第2話 華やかな苦痛

 だからといって、本当の呪いという訳ではない。事実を鑑みると、おまじないのほうがちかいといっていいさ。とはこの珍事の元凶の言葉である。とはいえ現実は非情なものであった。

 極彩色にまみれた町民たちはかつての活気を失い、名物であった機織りや反物の仕立てどころではなくなってしまった。結局、誰も彼も家はそのまま、作りかけの反物もそのままに町民は逃げ出すことになった。しかし、引越し先も家財もお金の問題もあり、なかなか逃げ出すことも叶わないままに人々は精神を削りながら準備を進めていったのである。

 そして逃げた先、軽傷の人の中には、精神を病んで精神科に通うことになったものもいたそうな。とはいえ、昨今の精神科は初診ともなると1ヶ月以上待たねば診察してもらえないのも事実。町から逃げ出しても色の着いたものや、ざわざわとした喧騒に耐えられなくなり自殺に追い込まれることもあった。
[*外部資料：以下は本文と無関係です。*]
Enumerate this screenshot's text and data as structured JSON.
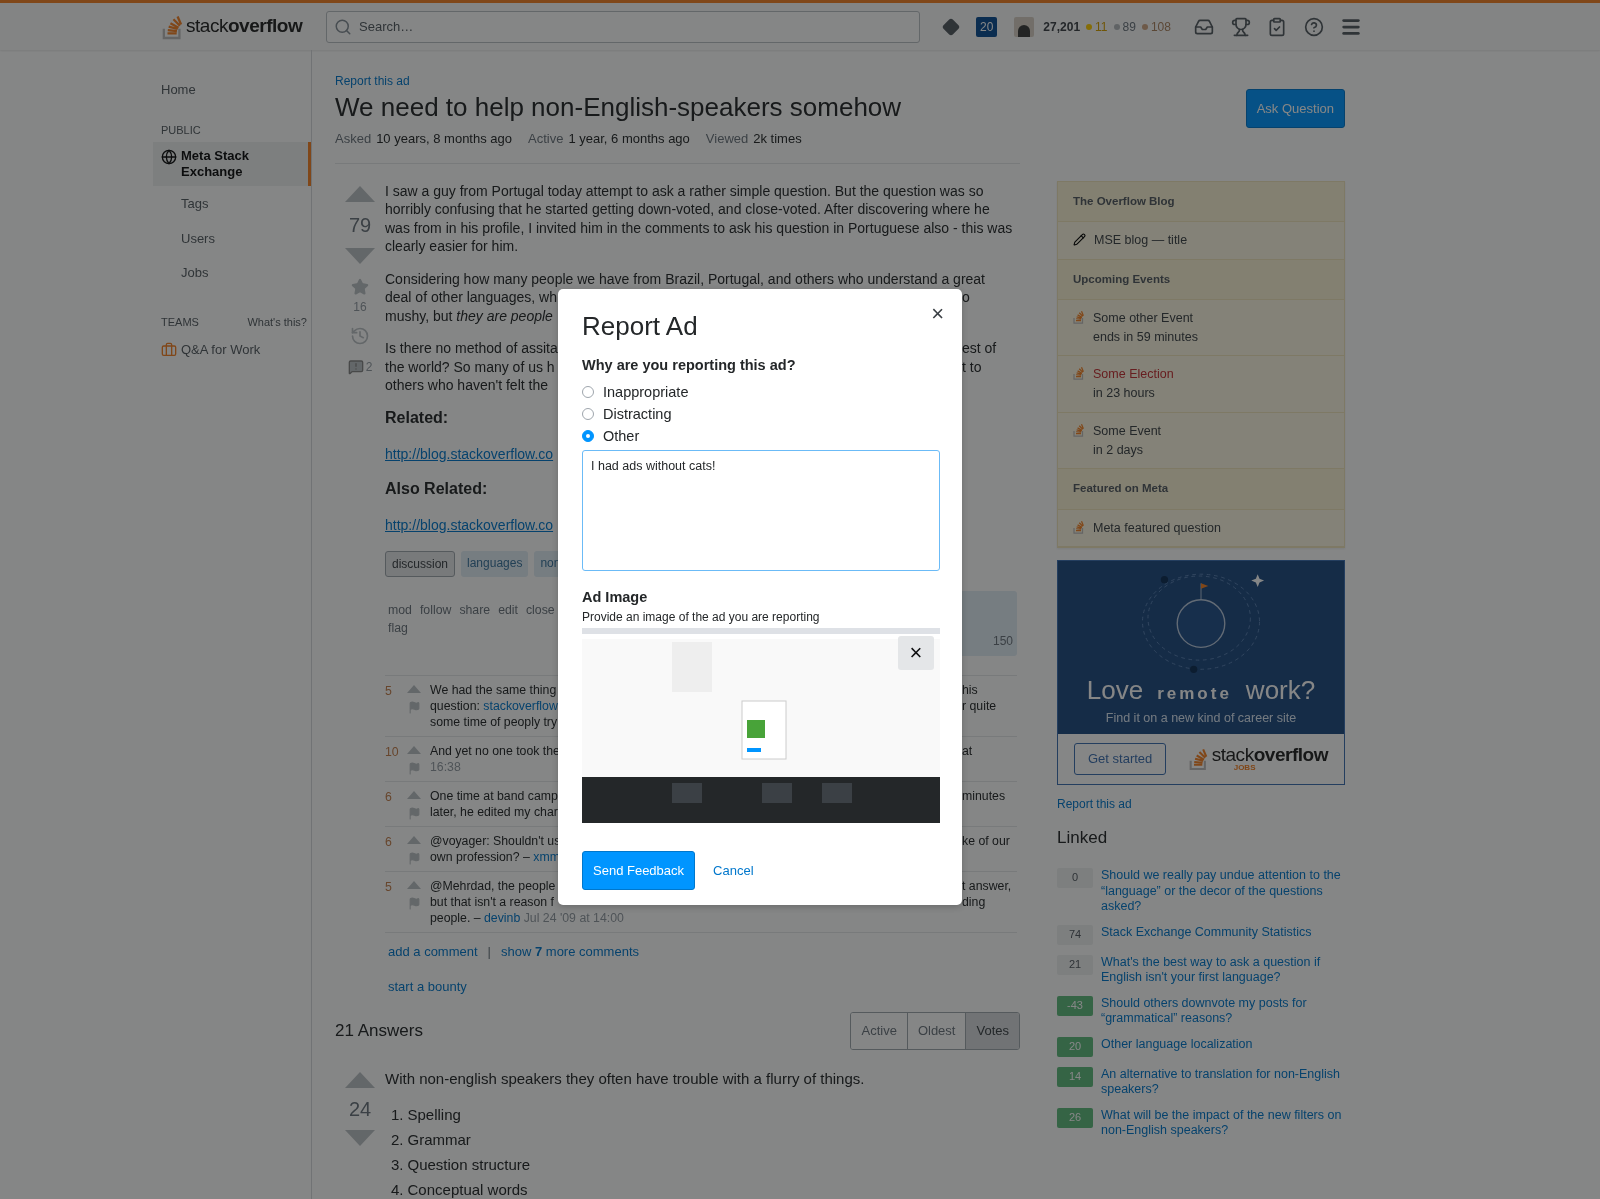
{
  "topbar": {
    "logo_light": "stack",
    "logo_bold": "overflow",
    "search_placeholder": "Search…",
    "review_count": "20",
    "reputation": "27,201",
    "badges": [
      {
        "kind": "gold",
        "count": "11"
      },
      {
        "kind": "silver",
        "count": "89"
      },
      {
        "kind": "bronze",
        "count": "108"
      }
    ]
  },
  "sidebar": {
    "items": [
      {
        "kind": "link",
        "label": "Home",
        "selected": false
      },
      {
        "kind": "heading",
        "label": "PUBLIC"
      },
      {
        "kind": "site",
        "label": "Meta Stack Exchange",
        "selected": true
      },
      {
        "kind": "sub",
        "label": "Tags",
        "selected": false
      },
      {
        "kind": "sub",
        "label": "Users",
        "selected": false
      },
      {
        "kind": "sub",
        "label": "Jobs",
        "selected": false
      }
    ],
    "teams": {
      "label": "TEAMS",
      "help": "What's this?",
      "item": "Q&A for Work"
    }
  },
  "question": {
    "report_ad": "Report this ad",
    "title": "We need to help non-English-speakers somehow",
    "ask_button": "Ask Question",
    "meta": [
      {
        "label": "Asked",
        "value": "10 years, 8 months ago"
      },
      {
        "label": "Active",
        "value": "1 year, 6 months ago"
      },
      {
        "label": "Viewed",
        "value": "2k times"
      }
    ],
    "score": "79",
    "favorites": "16",
    "flags": "2",
    "body": [
      {
        "kind": "paragraph",
        "text": "I saw a guy from Portugal today attempt to ask a rather simple question. But the question was so horribly confusing that he started getting down-voted, and close-voted. After discovering where he was from in his profile, I invited him in the comments to ask his question in Portuguese also - this was clearly easier for him."
      },
      {
        "kind": "covered",
        "lines": [
          {
            "text": "Considering how many people we have from Brazil, Portugal, and others who understand a great"
          },
          {
            "text": "deal of other languages, wh",
            "right": "o"
          },
          {
            "text": "mushy, but *they are people*"
          }
        ]
      },
      {
        "kind": "covered",
        "lines": [
          {
            "text": "Is there no method of assita",
            "right": "est of"
          },
          {
            "text": "the world? So many of us h",
            "right": "t to"
          },
          {
            "text": "others who haven't felt the"
          }
        ]
      },
      {
        "kind": "heading",
        "text": "Related:"
      },
      {
        "kind": "link",
        "text": "http://blog.stackoverflow.co"
      },
      {
        "kind": "heading",
        "text": "Also Related:"
      },
      {
        "kind": "link",
        "text": "http://blog.stackoverflow.co"
      }
    ],
    "tags": [
      {
        "label": "discussion",
        "kind": "required"
      },
      {
        "label": "languages",
        "kind": "normal"
      },
      {
        "label": "non",
        "kind": "normal"
      }
    ],
    "post_menu": [
      [
        "mod",
        "follow",
        "share",
        "edit",
        "close"
      ],
      [
        "flag"
      ]
    ],
    "user_card": "150",
    "comments": [
      {
        "score": "5",
        "lines": [
          {
            "text": "We had the same thing",
            "right": "his"
          },
          {
            "text": "question: ",
            "link": "stackoverflow",
            "right": "r quite"
          },
          {
            "text": "some time of peoply try"
          }
        ]
      },
      {
        "score": "10",
        "lines": [
          {
            "text": "And yet no one took the",
            "right": "at"
          },
          {
            "date": "16:38"
          }
        ]
      },
      {
        "score": "6",
        "lines": [
          {
            "text": "One time at band camp",
            "right": "minutes"
          },
          {
            "text": "later, he edited my char"
          }
        ]
      },
      {
        "score": "6",
        "lines": [
          {
            "text": "@voyager: Shouldn't us",
            "right": "ke of our"
          },
          {
            "text": "own profession? –",
            "link": "xmm"
          }
        ]
      },
      {
        "score": "5",
        "lines": [
          {
            "text": "@Mehrdad, the people",
            "right": "t answer,"
          },
          {
            "text": "but that isn't a reason f",
            "right": "ding"
          },
          {
            "text": "people. –",
            "link": "devinb",
            "date": "Jul 24 '09 at 14:00"
          }
        ]
      }
    ],
    "comment_actions": {
      "add": "add a comment",
      "separator": "|",
      "more": "show **7** more comments"
    },
    "bounty": "start a bounty"
  },
  "answers": {
    "count_label": "21 Answers",
    "sort_tabs": [
      {
        "label": "Active",
        "selected": false
      },
      {
        "label": "Oldest",
        "selected": false
      },
      {
        "label": "Votes",
        "selected": true
      }
    ],
    "first": {
      "score": "24",
      "intro": "With non-english speakers they often have trouble with a flurry of things.",
      "items": [
        {
          "number": "1.",
          "text": "Spelling"
        },
        {
          "number": "2.",
          "text": "Grammar"
        },
        {
          "number": "3.",
          "text": "Question structure"
        },
        {
          "number": "4.",
          "text": "Conceptual words"
        }
      ]
    }
  },
  "right_sidebar": {
    "widget": [
      {
        "title": "The Overflow Blog",
        "items": [
          {
            "kind": "pencil",
            "text": "MSE blog — title",
            "urgent": false
          }
        ]
      },
      {
        "title": "Upcoming Events",
        "items": [
          {
            "kind": "site",
            "text": "Some other Event",
            "sub": "ends in 59 minutes",
            "urgent": false
          },
          {
            "kind": "site",
            "text": "Some Election",
            "sub": "in 23 hours",
            "urgent": true
          },
          {
            "kind": "site",
            "text": "Some Event",
            "sub": "in 2 days",
            "urgent": false
          }
        ]
      },
      {
        "title": "Featured on Meta",
        "items": [
          {
            "kind": "site",
            "text": "Meta featured question",
            "urgent": false
          }
        ]
      }
    ],
    "ad": {
      "love": "Love",
      "remote": "remote",
      "work": "work?",
      "tagline": "Find it on a new kind of career site",
      "button": "Get started",
      "logo_light": "stack",
      "logo_bold": "overflow",
      "logo_sub": "JOBS"
    },
    "report_ad": "Report this ad",
    "linked_title": "Linked",
    "linked": [
      {
        "score": "0",
        "accepted": false,
        "title": "Should we really pay undue attention to the “language” or the decor of the questions asked?"
      },
      {
        "score": "74",
        "accepted": false,
        "title": "Stack Exchange Community Statistics"
      },
      {
        "score": "21",
        "accepted": false,
        "title": "What's the best way to ask a question if English isn't your first language?"
      },
      {
        "score": "-43",
        "accepted": true,
        "title": "Should others downvote my posts for “grammatical” reasons?"
      },
      {
        "score": "20",
        "accepted": true,
        "title": "Other language localization"
      },
      {
        "score": "14",
        "accepted": true,
        "title": "An alternative to translation for non-English speakers?"
      },
      {
        "score": "26",
        "accepted": true,
        "title": "What will be the impact of the new filters on non-English speakers?"
      }
    ]
  },
  "modal": {
    "title": "Report Ad",
    "close": "×",
    "question": "Why are you reporting this ad?",
    "options": [
      {
        "label": "Inappropriate",
        "selected": false
      },
      {
        "label": "Distracting",
        "selected": false
      },
      {
        "label": "Other",
        "selected": true
      }
    ],
    "details": "I had ads without cats!",
    "image_heading": "Ad Image",
    "image_hint": "Provide an image of the ad you are reporting",
    "remove": "×",
    "submit": "Send Feedback",
    "cancel": "Cancel"
  }
}
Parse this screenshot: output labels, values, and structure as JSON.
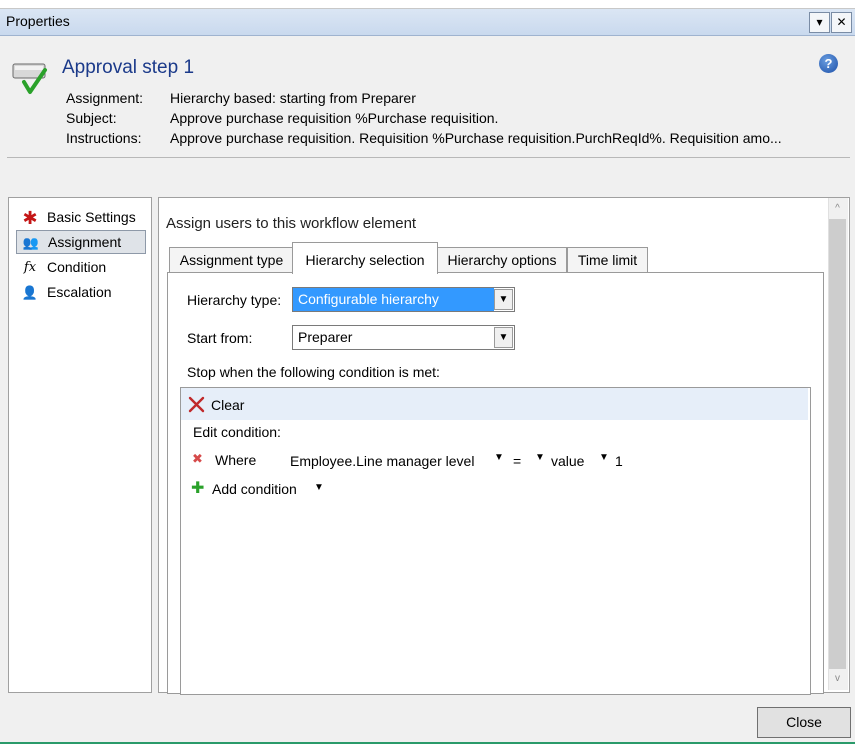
{
  "window": {
    "title": "Properties",
    "menu_glyph": "▾",
    "close_glyph": "✕"
  },
  "header": {
    "title": "Approval step 1",
    "help_glyph": "?",
    "rows": [
      {
        "label": "Assignment:",
        "value": "Hierarchy based: starting from Preparer"
      },
      {
        "label": "Subject:",
        "value": "Approve purchase requisition %Purchase requisition."
      },
      {
        "label": "Instructions:",
        "value": "Approve purchase requisition. Requisition %Purchase requisition.PurchReqId%. Requisition amo..."
      }
    ]
  },
  "nav": {
    "items": [
      {
        "label": "Basic Settings",
        "icon": "asterisk-icon",
        "glyph": "✱"
      },
      {
        "label": "Assignment",
        "icon": "users-icon",
        "glyph": "👥",
        "selected": true
      },
      {
        "label": "Condition",
        "icon": "function-icon",
        "glyph": "fx"
      },
      {
        "label": "Escalation",
        "icon": "escalation-icon",
        "glyph": "👤"
      }
    ]
  },
  "main": {
    "heading": "Assign users to this workflow element",
    "tabs": [
      {
        "label": "Assignment type"
      },
      {
        "label": "Hierarchy selection",
        "selected": true
      },
      {
        "label": "Hierarchy options"
      },
      {
        "label": "Time limit"
      }
    ],
    "hierarchy_type": {
      "label": "Hierarchy type:",
      "value": "Configurable hierarchy"
    },
    "start_from": {
      "label": "Start from:",
      "value": "Preparer"
    },
    "stop_label": "Stop when the following condition is met:",
    "condition": {
      "clear_label": "Clear",
      "edit_label": "Edit condition:",
      "where_label": "Where",
      "field": "Employee.Line manager level",
      "operator": "=",
      "value_type": "value",
      "value": "1",
      "add_label": "Add condition"
    }
  },
  "footer": {
    "close_label": "Close"
  },
  "scrollbar": {
    "up": "^",
    "down": "v"
  }
}
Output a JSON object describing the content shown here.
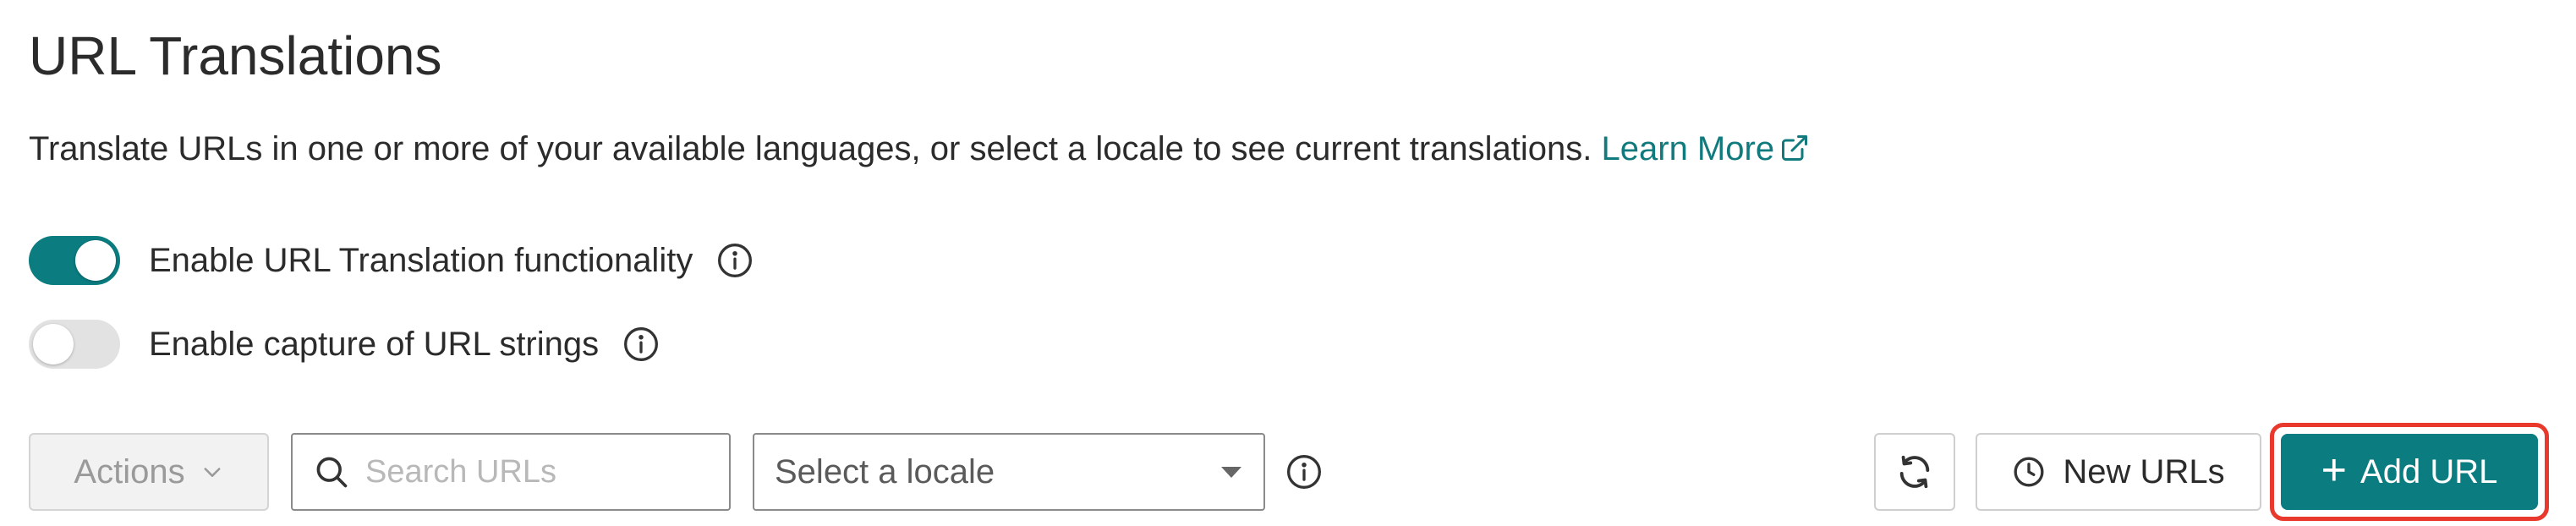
{
  "header": {
    "title": "URL Translations",
    "description": "Translate URLs in one or more of your available languages, or select a locale to see current translations.",
    "learn_more_label": "Learn More"
  },
  "toggles": [
    {
      "label": "Enable URL Translation functionality",
      "enabled": true
    },
    {
      "label": "Enable capture of URL strings",
      "enabled": false
    }
  ],
  "toolbar": {
    "actions_label": "Actions",
    "search_placeholder": "Search URLs",
    "search_value": "",
    "locale_placeholder": "Select a locale",
    "new_urls_label": "New URLs",
    "add_url_label": "Add URL",
    "add_url_icon": "+"
  },
  "colors": {
    "accent": "#0b7c80",
    "link": "#117a7d",
    "highlight": "#e8392c"
  },
  "icons": {
    "external": "external-link-icon",
    "info": "info-icon",
    "search": "search-icon",
    "chevron": "chevron-down-icon",
    "caret": "caret-down-icon",
    "refresh": "refresh-icon",
    "clock": "clock-icon",
    "plus": "plus-icon"
  }
}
 と、いいつつも政府が指をくわえて見ていたわけでもなく、完全装備の科学者たちを派遣し、その花粉や町の状況、花の育ち方や土壌汚染、気象情報などを調べ尽くした。もちろん町民のケアも欠かさない。取り調べも丁寧だった。しかしその結果は散々なもの。全くといっていいほどの結果は得られない。町民の精神も、おかしな状況に囲まれた弊害だとしか診断されず、なまじ美しさは折り紙付きであるからして、理解もされないままに終わってしまった。

 結局、町にはこれ以上誰も踏み入れられないよう厳重に封鎖されることになった。物好きなネットの住民たちがスマホを持ってありとあらゆるところから入り込もうとしたこともあったが、そこには町民たちの姿を消し、徐々に寂れていく町並みがあるだけで、街路樹の根元には雑草が、木製の機織りは腐りかけ、機械もメンテナンスが不十分で、少しづつ植物に侵食されていく様子しか映らず人々を恐怖に陥れた。それもそのはず。これは人とも言えないものの遊びと呪いの結果であって、なにも誰も悪くなかったのだから。